The move is similar to what Google did with Android, he says. The search giant didn't want Apple to own everything related to smartphones: the hardware, the software, all the nutty stuff that goes on in the App Store. So it built Android, an operating system, and kept its hardware cheap, hoping to ensure their role in the smartphone universe even if Apple kept on killing it with the iPhone. Now lots of hardware companies use Android as their operating systems, and Google phones are still around. Lyft, like Google, is hedging its bets.

The worst case scenario is that Lyft gets stuck selling to one, monopolistic self-driving giant. The company wants to keep the autonomous vehicle space a little messy, and wants lots of friends with whom to horse trade. "We want to take a proactive approach in pushing the industry into more of an open environment," says Raj Kapoor, Lyft's chief strategy officer. Now it can offer partners years of knowledge about how passengers behave, and some gadgets to help the cars get around. Bolt it on and go.

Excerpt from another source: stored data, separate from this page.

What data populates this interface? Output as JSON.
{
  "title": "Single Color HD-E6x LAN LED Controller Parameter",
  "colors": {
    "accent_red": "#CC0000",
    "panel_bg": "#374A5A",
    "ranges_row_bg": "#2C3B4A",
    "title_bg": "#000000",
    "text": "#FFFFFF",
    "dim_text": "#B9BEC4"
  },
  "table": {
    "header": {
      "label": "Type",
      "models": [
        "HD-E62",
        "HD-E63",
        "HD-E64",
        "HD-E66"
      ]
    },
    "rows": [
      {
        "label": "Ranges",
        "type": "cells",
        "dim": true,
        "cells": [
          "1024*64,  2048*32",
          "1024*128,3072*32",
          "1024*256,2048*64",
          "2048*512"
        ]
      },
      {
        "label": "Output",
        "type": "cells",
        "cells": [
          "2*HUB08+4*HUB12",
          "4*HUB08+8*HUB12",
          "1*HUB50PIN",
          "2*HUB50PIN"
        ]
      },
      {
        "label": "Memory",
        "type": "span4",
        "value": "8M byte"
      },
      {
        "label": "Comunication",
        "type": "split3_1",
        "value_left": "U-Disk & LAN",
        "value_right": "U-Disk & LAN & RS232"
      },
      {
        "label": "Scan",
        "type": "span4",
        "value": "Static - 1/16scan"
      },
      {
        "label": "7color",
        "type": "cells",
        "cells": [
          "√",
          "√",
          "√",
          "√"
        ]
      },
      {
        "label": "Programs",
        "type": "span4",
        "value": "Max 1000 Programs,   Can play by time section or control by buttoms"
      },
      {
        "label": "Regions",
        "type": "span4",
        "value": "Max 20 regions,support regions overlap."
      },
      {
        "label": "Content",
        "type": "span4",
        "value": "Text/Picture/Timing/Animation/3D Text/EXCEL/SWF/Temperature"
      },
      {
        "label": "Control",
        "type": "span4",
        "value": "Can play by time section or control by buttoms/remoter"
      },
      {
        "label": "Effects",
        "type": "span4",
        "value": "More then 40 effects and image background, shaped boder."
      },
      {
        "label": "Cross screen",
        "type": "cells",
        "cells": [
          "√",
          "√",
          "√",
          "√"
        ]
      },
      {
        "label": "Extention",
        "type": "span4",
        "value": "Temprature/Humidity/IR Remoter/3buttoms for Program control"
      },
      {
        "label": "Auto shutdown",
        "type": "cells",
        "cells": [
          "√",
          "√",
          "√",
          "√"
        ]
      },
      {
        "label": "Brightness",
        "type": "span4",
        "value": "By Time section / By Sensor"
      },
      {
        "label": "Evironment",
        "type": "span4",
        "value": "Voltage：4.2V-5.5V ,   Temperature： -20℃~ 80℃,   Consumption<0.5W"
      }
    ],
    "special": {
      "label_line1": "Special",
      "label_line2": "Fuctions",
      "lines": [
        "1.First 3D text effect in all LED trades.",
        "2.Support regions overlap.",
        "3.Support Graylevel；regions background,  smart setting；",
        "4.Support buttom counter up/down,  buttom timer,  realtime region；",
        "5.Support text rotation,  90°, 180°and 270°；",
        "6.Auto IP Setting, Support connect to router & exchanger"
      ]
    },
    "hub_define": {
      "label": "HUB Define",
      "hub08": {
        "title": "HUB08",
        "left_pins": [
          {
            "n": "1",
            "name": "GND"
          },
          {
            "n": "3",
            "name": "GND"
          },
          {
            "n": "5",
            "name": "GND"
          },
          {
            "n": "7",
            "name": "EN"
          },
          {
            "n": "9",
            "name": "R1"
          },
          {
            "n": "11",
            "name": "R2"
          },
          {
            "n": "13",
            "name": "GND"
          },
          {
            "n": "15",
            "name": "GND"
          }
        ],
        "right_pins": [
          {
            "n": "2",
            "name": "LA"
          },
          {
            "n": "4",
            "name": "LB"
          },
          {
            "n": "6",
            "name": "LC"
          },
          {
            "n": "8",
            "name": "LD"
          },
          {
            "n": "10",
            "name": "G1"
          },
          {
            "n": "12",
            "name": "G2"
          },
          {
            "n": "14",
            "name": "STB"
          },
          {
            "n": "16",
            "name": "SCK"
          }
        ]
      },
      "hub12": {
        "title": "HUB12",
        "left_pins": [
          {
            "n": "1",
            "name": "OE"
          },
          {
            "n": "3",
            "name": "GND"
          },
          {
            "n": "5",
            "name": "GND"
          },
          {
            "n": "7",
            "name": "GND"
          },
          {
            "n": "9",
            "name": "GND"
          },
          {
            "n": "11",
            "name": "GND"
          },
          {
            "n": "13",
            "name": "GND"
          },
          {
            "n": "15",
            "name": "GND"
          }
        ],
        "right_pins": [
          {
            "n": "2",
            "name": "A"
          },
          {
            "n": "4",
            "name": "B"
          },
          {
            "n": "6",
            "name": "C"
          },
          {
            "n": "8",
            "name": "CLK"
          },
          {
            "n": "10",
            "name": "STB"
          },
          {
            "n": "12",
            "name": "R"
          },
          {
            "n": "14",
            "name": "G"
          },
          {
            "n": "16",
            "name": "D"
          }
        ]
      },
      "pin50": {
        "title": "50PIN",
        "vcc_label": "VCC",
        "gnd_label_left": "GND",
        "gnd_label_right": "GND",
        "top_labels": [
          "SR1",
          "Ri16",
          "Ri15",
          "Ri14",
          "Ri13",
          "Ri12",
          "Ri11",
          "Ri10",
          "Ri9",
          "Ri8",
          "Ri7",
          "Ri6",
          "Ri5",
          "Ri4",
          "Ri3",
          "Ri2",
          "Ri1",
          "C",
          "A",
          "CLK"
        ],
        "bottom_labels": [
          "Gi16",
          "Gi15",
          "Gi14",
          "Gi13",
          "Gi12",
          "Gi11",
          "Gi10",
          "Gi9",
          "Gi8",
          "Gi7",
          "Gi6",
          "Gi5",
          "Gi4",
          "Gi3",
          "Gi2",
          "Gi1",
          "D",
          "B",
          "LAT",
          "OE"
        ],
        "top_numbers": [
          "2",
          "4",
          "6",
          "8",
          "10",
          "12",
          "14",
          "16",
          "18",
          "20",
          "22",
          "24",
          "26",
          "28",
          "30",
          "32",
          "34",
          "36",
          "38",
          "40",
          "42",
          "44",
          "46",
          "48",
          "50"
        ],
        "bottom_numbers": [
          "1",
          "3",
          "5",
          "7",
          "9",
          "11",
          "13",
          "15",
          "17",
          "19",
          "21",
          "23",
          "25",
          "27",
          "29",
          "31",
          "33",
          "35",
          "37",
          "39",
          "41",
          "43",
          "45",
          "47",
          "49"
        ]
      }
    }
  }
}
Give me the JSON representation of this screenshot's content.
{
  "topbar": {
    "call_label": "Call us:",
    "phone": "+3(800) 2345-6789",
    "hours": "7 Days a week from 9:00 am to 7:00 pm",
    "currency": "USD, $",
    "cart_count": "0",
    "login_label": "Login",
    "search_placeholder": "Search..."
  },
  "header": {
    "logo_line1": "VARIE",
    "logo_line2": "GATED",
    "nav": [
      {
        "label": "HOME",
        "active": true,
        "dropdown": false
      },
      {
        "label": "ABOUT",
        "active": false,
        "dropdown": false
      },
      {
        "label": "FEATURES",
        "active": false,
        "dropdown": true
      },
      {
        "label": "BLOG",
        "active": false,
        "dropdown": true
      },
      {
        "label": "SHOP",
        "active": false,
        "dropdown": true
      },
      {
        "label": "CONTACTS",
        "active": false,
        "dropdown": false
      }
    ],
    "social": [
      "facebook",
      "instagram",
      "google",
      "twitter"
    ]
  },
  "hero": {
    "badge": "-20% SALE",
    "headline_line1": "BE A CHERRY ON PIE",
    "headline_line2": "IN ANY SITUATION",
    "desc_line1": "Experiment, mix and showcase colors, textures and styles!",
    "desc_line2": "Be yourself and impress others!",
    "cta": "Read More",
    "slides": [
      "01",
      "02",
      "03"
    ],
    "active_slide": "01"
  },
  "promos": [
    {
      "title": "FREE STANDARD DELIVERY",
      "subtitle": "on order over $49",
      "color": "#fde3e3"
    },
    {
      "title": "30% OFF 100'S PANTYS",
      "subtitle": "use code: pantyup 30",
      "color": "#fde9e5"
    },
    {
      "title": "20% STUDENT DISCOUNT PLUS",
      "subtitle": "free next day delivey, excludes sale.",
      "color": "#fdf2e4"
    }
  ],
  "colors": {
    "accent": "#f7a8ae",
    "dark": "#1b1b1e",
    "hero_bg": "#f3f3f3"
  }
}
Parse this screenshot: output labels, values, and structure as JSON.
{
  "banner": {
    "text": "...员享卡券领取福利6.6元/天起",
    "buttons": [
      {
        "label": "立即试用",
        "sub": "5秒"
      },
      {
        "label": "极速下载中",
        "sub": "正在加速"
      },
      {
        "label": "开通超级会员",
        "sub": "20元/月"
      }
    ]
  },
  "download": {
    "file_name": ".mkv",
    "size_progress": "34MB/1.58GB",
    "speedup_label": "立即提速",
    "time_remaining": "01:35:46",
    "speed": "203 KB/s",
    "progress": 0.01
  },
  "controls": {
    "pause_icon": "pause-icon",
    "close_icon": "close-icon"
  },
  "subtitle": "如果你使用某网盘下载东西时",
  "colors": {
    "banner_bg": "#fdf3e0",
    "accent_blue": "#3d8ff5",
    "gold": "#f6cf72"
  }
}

No one's quite sure how this self-driving thing will shake out. It's not even clear whether companies like Lyft and Uber will have an edge, once human drivers are out of the ride-hail equation. "Maybe the value creation isn't going to be in the ride-sharing platform," Gordon says. Maybe building software will be the only way to stay involved in a fast-changing, self-driving market.

The Lyft Advantage

Now, Lyft does have some good stuff going for it. The company wan't say how much it's dedicating to self-driving, but it will hire hundreds more engineers to work on it, from a new office in Palo Alto. (It's called the "Level 5" building, Level 5 being engineer-speak for full autonomy, natch.) It also claims to have 1.2-billion miles' worth of data on traffic flow, travel times, and where passengers want to be, and when. Oh, and the company says it will make use of its self-driving network to train its software, mounting sensors on vehicles drivers lease through its Express Drive program. It might also offer drivers incentives to stick their own cars with data-collecting sensors, says Vincent, the Lyft engineer. Driving themselves out of a job? Sure. But Lyft also maintains that humans and robots will coexist on our roads for at least thirty years, the fleshy beings substituting where the self-driving cars cannot.

While that engineering work speeds on, expect more self-driving partnerships from Lyft. It's a dance or be danced world out there, and no one's quite sure when the music stops.